Adewole’s pain insisted he lie down, but he forced his left arm to continue propping him up. “Listen to me, the plans contain steps to put your own consciousness into the Machine God’s body—you do not need her. You can put yourself into the body and live forever. That was Vatterbroch’s entire aim, Alleine was just a step on the way!”
Deviatka stood up straighter, or at least Adewole thought he did; he’d split in two again. His sight dimmed, and nausea pressed against the backs of his eyes. “Really. You never said that. I might live forever?”
“Yes! Give me Alleine, and I will give you the combination to the trunk in my room. The translation and the original are all there, I swear to you. Just give her back!”
“I believe you this time. Alleine, eh? You care so much for this little box you named it?”
“It is her name. That box holds the spirit of a child, Karl, a murdered child. The bones for the Lyre you found were taken from her still-living body.”
Deviatka’s voice took on a melancholy tone. “Sad, very sad indeed, but her sacrifice is ancient history—it means nothing to me, but if you’re telling the truth and I can take her place...” He held out the heart. “Tell me where the plans and translations are, and I will give you this so-called child.”
“Give her to me first.” Deviatka put Alleine’s prison into Adewole’s hands. “It’s all right, Alleine, I have you now,” he crooned to the cube, though he realized after a few hazy moments he’d spoken in Jerian. “The plans are in the trunk at the foot of my bed. It is locked,” he said in Rhendalian.
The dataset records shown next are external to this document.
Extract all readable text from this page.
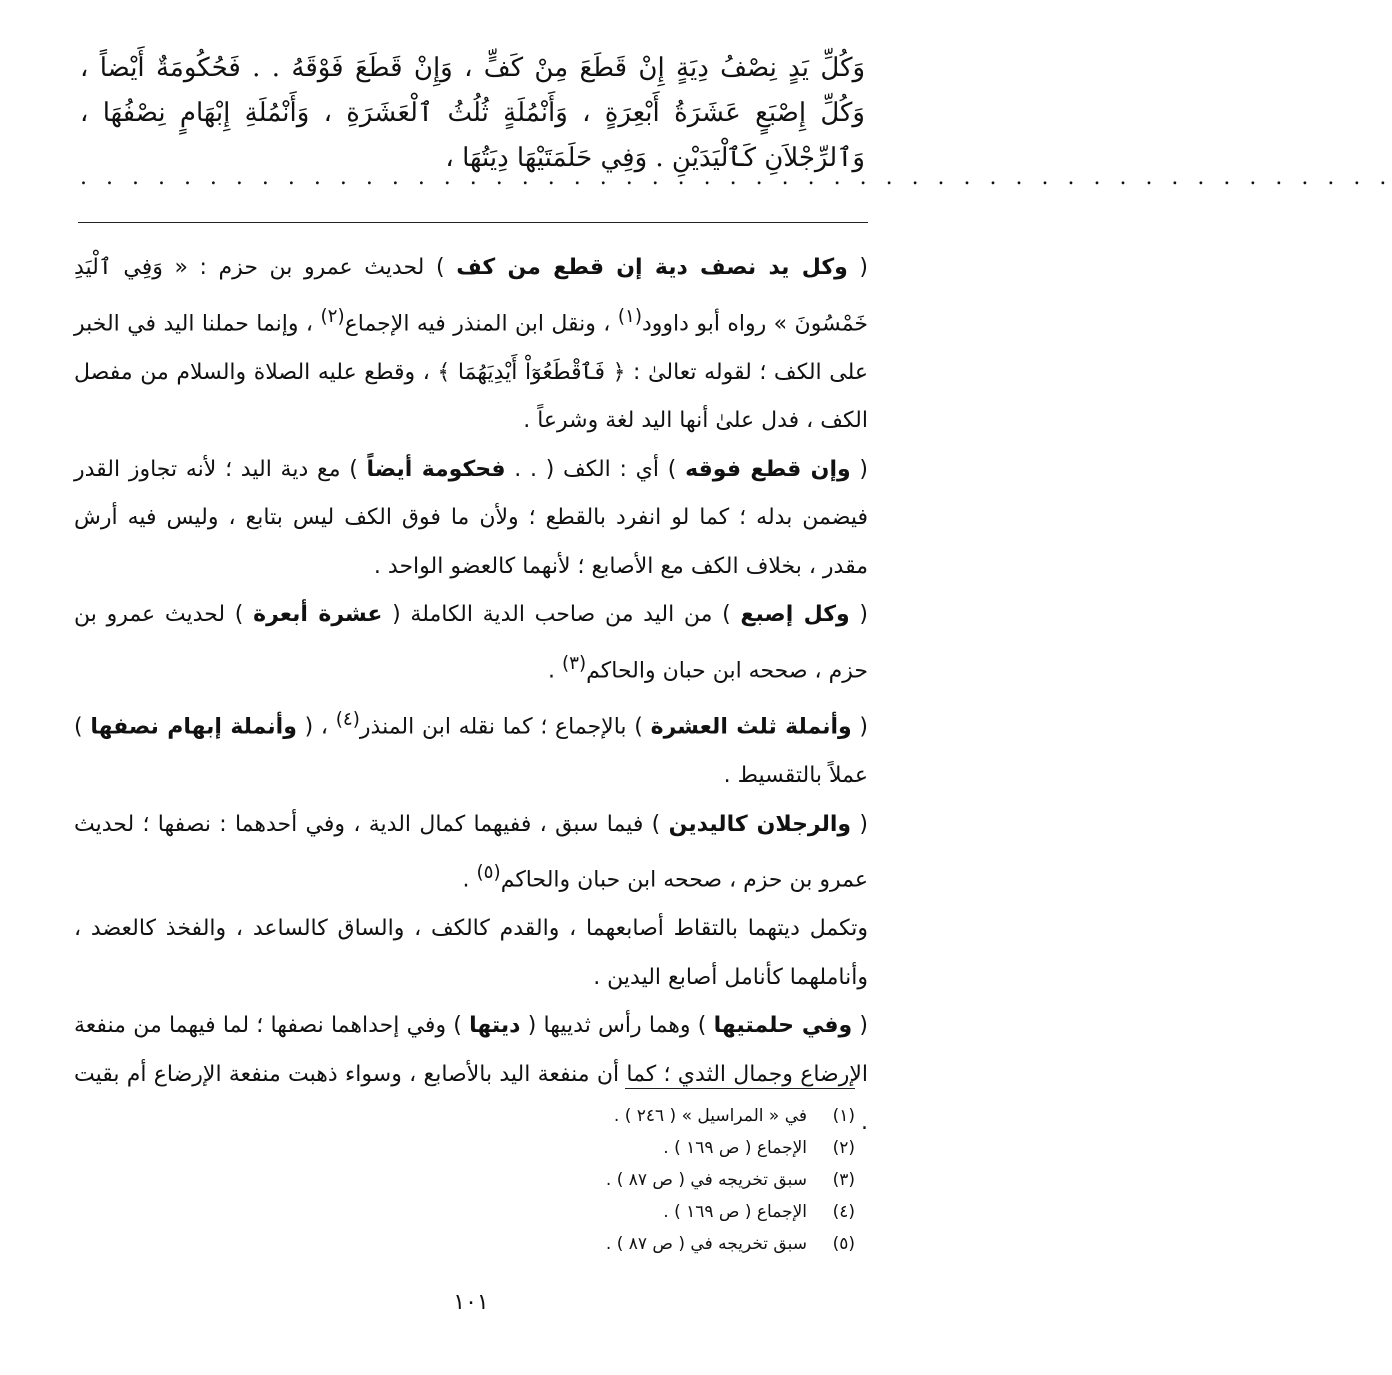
وَكُلِّ يَدٍ نِصْفُ دِيَةٍ إِنْ قَطَعَ مِنْ كَفٍّ ، وَإِنْ قَطَعَ فَوْقَهُ . . فَحُكُومَةٌ أَيْضاً ، وَكُلِّ إِصْبَعٍ عَشَرَةُ أَبْعِرَةٍ ، وَأَنْمُلَةٍ ثُلُثُ ٱلْعَشَرَةِ ، وَأَنْمُلَةِ إِبْهَامٍ نِصْفُهَا ، وَٱلرِّجْلاَنِ كَٱلْيَدَيْنِ . وَفِي حَلَمَتَيْهَا دِيَتُهَا ،

. . . . . . . . . . . . . . . . . . . . . . . . . . . . . . . . . . . . . . . . . . . . . . . . . . .

( وكل يد نصف دية إن قطع من كف ) لحديث عمرو بن حزم : « وَفِي ٱلْيَدِ خَمْسُونَ » رواه أبو داوود$^{(١)}$ ، ونقل ابن المنذر فيه الإجماع$^{(٢)}$ ، وإنما حملنا اليد في الخبر على الكف ؛ لقوله تعالىٰ : ﴿ فَٱقْطَعُوٓاْ أَيْدِيَهُمَا ﴾ ، وقطع عليه الصلاة والسلام من مفصل الكف ، فدل علىٰ أنها اليد لغة وشرعاً .

( وإن قطع فوقه ) أي : الكف ( . . فحكومة أيضاً ) مع دية اليد ؛ لأنه تجاوز القدر فيضمن بدله ؛ كما لو انفرد بالقطع ؛ ولأن ما فوق الكف ليس بتابع ، وليس فيه أرش مقدر ، بخلاف الكف مع الأصابع ؛ لأنهما كالعضو الواحد .

( وكل إصبع ) من اليد من صاحب الدية الكاملة ( عشرة أبعرة ) لحديث عمرو بن حزم ، صححه ابن حبان والحاكم$^{(٣)}$ .

( وأنملة ثلث العشرة ) بالإجماع ؛ كما نقله ابن المنذر$^{(٤)}$ ، ( وأنملة إبهام نصفها ) عملاً بالتقسيط .

( والرجلان كاليدين ) فيما سبق ، ففيهما كمال الدية ، وفي أحدهما : نصفها ؛ لحديث عمرو بن حزم ، صححه ابن حبان والحاكم$^{(٥)}$ .

وتكمل ديتهما بالتقاط أصابعهما ، والقدم كالكف ، والساق كالساعد ، والفخذ كالعضد ، وأناملهما كأنامل أصابع اليدين .

( وفي حلمتيها ) وهما رأس ثدييها ( ديتها ) وفي إحداهما نصفها ؛ لما فيهما من منفعة الإرضاع وجمال الثدي ؛ كما أن منفعة اليد بالأصابع ، وسواء ذهبت منفعة الإرضاع أم بقيت .

(١)
في « المراسيل » ( ٢٤٦ ) .
(٢)
الإجماع ( ص ١٦٩ ) .
(٣)
سبق تخريجه في ( ص ٨٧ ) .
(٤)
الإجماع ( ص ١٦٩ ) .
(٥)
سبق تخريجه في ( ص ٨٧ ) .
١٠١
“The combination?” said Deviatka, his tight, strained voice far too close. He made Adewole recite it three times. “In your state I doubt you’d have the presence of mind to maintain a lie three times in quick succession.”
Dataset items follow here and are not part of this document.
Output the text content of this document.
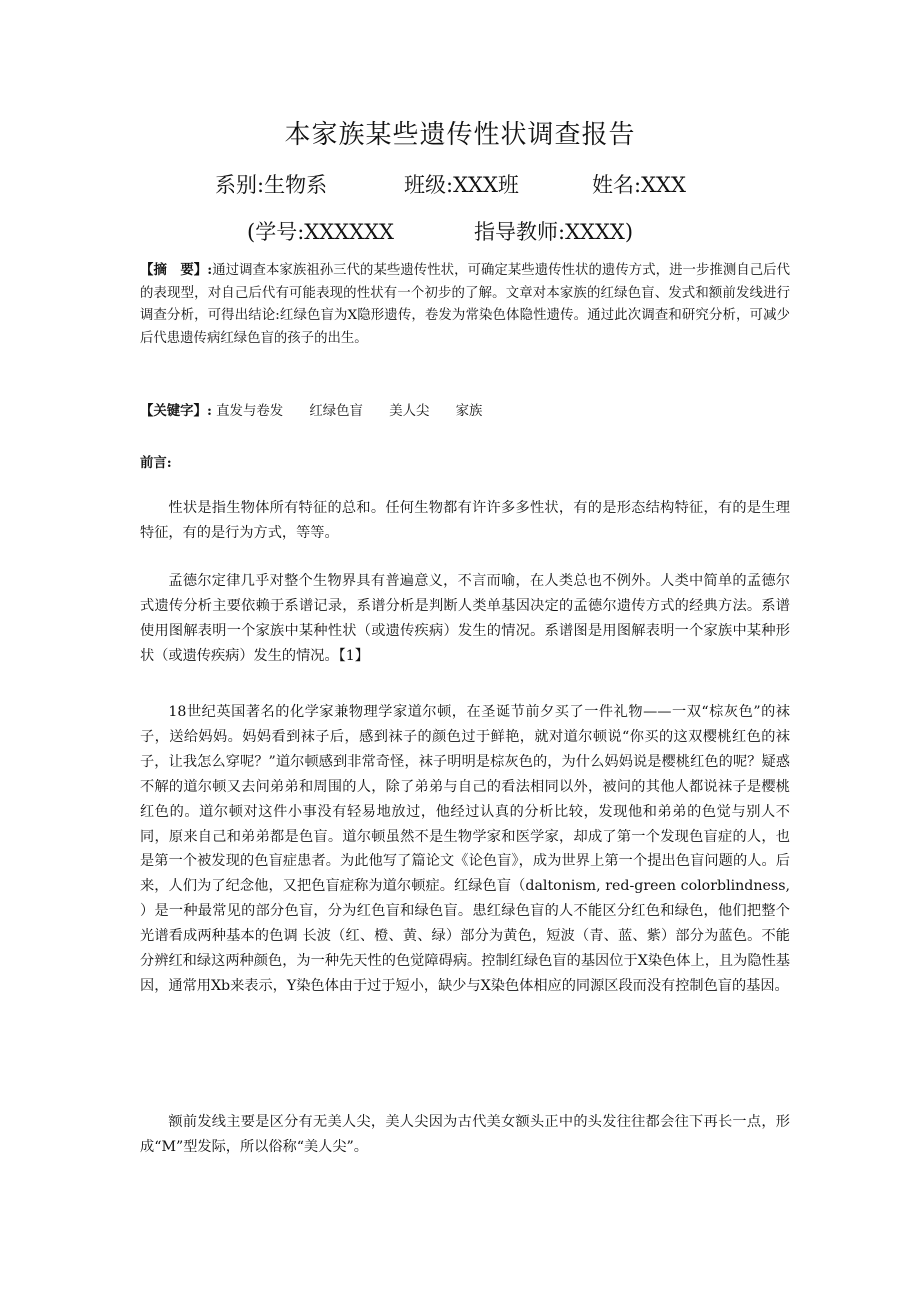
本家族某些遗传性状调查报告
系别:生物系	班级:XXX班	姓名:XXX
(学号:XXXXXX	指导教师:XXXX)
【摘　要】:通过调查本家族祖孙三代的某些遗传性状，可确定某些遗传性状的遗传方式，进一步推测自己后代的表现型，对自己后代有可能表现的性状有一个初步的了解。文章对本家族的红绿色盲、发式和额前发线进行调查分析，可得出结论:红绿色盲为X隐形遗传，卷发为常染色体隐性遗传。通过此次调查和研究分析，可减少后代患遗传病红绿色盲的孩子的出生。
【关键字】: 直发与卷发 红绿色盲 美人尖 家族
前言:
性状是指生物体所有特征的总和。任何生物都有许许多多性状，有的是形态结构特征，有的是生理特征，有的是行为方式，等等。
孟德尔定律几乎对整个生物界具有普遍意义，不言而喻，在人类总也不例外。人类中简单的孟德尔式遗传分析主要依赖于系谱记录，系谱分析是判断人类单基因决定的孟德尔遗传方式的经典方法。系谱使用图解表明一个家族中某种性状（或遗传疾病）发生的情况。系谱图是用图解表明一个家族中某种形状（或遗传疾病）发生的情况。【1】
18世纪英国著名的化学家兼物理学家道尔顿，在圣诞节前夕买了一件礼物——一双“棕灰色”的袜子，送给妈妈。妈妈看到袜子后，感到袜子的颜色过于鲜艳，就对道尔顿说“你买的这双樱桃红色的袜子，让我怎么穿呢？”道尔顿感到非常奇怪，袜子明明是棕灰色的，为什么妈妈说是樱桃红色的呢？疑惑不解的道尔顿又去问弟弟和周围的人，除了弟弟与自己的看法相同以外，被问的其他人都说袜子是樱桃红色的。道尔顿对这件小事没有轻易地放过，他经过认真的分析比较，发现他和弟弟的色觉与别人不同，原来自己和弟弟都是色盲。道尔顿虽然不是生物学家和医学家，却成了第一个发现色盲症的人，也是第一个被发现的色盲症患者。为此他写了篇论文《论色盲》，成为世界上第一个提出色盲问题的人。后来，人们为了纪念他，又把色盲症称为道尔顿症。红绿色盲（daltonism, red-green colorblindness, ）是一种最常见的部分色盲，分为红色盲和绿色盲。患红绿色盲的人不能区分红色和绿色，他们把整个光谱看成两种基本的色调 长波（红、橙、黄、绿）部分为黄色，短波（青、蓝、紫）部分为蓝色。不能分辨红和绿这两种颜色，为一种先天性的色觉障碍病。控制红绿色盲的基因位于X染色体上，且为隐性基因，通常用Xb来表示，Y染色体由于过于短小，缺少与X染色体相应的同源区段而没有控制色盲的基因。
额前发线主要是区分有无美人尖，美人尖因为古代美女额头正中的头发往往都会往下再长一点，形成“M”型发际，所以俗称“美人尖”。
A hand pulled back Adewole’s head by the hair, and a knife slid white-hot across his throat. He dropped Alleine and clutched at the open wound, blood gushing over his hands. “I’m sorry, Oladel, I truly am,” said Deviatka as black descended on Adewole, “but I don’t want to live forever in a metal body. I just want to live the way I was meant to.”
"No, stop,” cried Alleine, “stop bleeding, Ollie, stop bleeding!” The last things Adewole heard before the black descended on him were Alleine’s sobs and Deviatka’s departing footsteps echoing through the Library’s stacks.